3. The next palindrome .. :- this method I used to solve the problem is pretty much a non standard method .. I mean just specific to the problem .. there is no specific theorum to proove that the method is correct or not .. anyways .. what we do is .. we have a boolean variable isincreased ( which at any time specifies that after all the manipulations we have done till then is the resultant number greater than the input number or not .. ) now make it initially as false then first we travel starting from the starting digit and the ending digit .. ( make one pointer as low and other one as high .. based on your choice .. ) now we keep moving both the pointers towards the center of the number untill high<low comes .. once it comes we make high equal to low and make the isincreased flag to true .. if it does not than we will stop our traversal once we reach the center .. now we will move outside i mean towards the corners of the number .. we again have a high .. ( pointer on the right side .. ) .. and low so we can have 3 conditions at a time ..

1.high < low .. => we make high equal to low and forget about it ..

2. high=low => we do nothing and keep moving

3. low<=high => we increase digit low by 1 and and then make high equal to low ( that means if we have low = 1 and high = 8 we make low as 2 and high as 2 ( ofcourse we have to make them equal at any stage because the resultant number is a palindrome .. ) . and then make all of the digits between low and high as 0 ( becauze since low is increased so even we make all of them as 0 the isincreased flag will still be fine .. )

now the special case is if we have the digits as 9 and their is no chance of increasing the digits .. frm the beginning ( the number is all 9 ) the isincreased flag continues to be false and finally if that is the case when we finish it up .. we simply print 1 than some 0’s then again 1 .. ) ..

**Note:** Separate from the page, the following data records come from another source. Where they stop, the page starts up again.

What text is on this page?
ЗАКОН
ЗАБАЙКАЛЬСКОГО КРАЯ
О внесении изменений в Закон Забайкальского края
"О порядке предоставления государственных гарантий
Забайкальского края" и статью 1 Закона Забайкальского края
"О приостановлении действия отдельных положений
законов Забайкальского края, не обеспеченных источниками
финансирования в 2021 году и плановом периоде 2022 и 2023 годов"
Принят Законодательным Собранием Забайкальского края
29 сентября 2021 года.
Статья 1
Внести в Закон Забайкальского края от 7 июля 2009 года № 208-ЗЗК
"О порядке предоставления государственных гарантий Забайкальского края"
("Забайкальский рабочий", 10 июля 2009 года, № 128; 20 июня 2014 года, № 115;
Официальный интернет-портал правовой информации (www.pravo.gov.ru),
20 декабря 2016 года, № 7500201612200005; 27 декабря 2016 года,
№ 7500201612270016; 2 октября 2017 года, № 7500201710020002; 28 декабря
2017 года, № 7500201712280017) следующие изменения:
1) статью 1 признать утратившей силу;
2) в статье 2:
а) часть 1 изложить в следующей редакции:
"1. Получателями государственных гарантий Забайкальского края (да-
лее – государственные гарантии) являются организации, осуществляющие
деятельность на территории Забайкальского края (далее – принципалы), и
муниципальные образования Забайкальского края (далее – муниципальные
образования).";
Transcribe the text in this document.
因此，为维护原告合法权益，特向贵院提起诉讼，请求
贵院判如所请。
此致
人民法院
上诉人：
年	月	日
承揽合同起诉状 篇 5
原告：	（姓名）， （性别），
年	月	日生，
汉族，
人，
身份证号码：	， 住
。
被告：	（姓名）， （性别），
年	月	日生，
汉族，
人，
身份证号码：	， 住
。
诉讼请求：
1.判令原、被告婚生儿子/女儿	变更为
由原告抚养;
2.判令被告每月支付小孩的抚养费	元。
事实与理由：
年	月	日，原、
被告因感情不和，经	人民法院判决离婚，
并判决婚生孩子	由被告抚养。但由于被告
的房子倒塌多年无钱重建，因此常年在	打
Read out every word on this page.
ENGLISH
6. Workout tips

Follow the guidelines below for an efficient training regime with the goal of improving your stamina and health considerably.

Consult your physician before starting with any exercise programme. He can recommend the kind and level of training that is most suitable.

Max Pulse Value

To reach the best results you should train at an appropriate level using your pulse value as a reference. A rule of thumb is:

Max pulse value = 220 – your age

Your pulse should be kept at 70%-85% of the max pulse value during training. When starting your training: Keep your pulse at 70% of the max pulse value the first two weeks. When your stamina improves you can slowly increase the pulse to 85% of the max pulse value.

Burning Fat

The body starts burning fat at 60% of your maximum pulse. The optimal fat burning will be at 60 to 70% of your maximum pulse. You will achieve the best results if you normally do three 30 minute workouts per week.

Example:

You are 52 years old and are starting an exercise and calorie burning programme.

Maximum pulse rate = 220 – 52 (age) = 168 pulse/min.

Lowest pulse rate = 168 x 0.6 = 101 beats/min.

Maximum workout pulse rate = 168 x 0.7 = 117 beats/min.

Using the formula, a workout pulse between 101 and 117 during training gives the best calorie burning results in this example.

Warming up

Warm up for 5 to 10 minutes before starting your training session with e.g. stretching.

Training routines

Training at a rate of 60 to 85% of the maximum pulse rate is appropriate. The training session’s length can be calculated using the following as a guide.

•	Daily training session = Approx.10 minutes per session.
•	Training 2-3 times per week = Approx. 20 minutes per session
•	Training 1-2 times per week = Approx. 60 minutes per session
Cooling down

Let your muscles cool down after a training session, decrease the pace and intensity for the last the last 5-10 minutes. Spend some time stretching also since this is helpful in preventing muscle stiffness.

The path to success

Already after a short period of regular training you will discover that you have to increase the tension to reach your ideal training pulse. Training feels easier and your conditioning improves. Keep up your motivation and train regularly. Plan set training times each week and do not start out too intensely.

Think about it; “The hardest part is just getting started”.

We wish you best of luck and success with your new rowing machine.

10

otherwise after we reach the ends we are done and we simply print the string .. 🙂

4. Simple Arithmatics .. – this is question is as simple as it looks except the output formatting .. you will get it right but the only statement to be given attention is that horizontal line of hyphens is only as long so as to cover the line exactly above and below it .. and not all the output .. so if u take care about this you may get it right .. that was the mistake i did when i solved .. :p ..

5. Small Factorial .. – This is one of the easiest problems at spoj .. you just have to make a programme to multiply arbitrary large numbers . ( stored as strings .. ) and then run a loop from 1 to n to calculate the answer .. thats it .. at least that is what i did .. ( thr may b better methods ofcourse .. )

6. Bytlandian cryptographer .. act 2nd .. – This is again a very easy problem .. add 1 to a number isnt it easy !!!! .. but the problem is you have to write the code in Brainf*** yeah that language does not have even a multiplication and addition operators .. just 8 instructions and the language is over .. !!! 😦 .. but you can try the official documention of brainf*** language .. go through may be first page and thats it for this problem .. ( I used a trick to get around the solution .. which makes it almost 16 character programme .. !! .. ) ..so easy points once you go through this page ..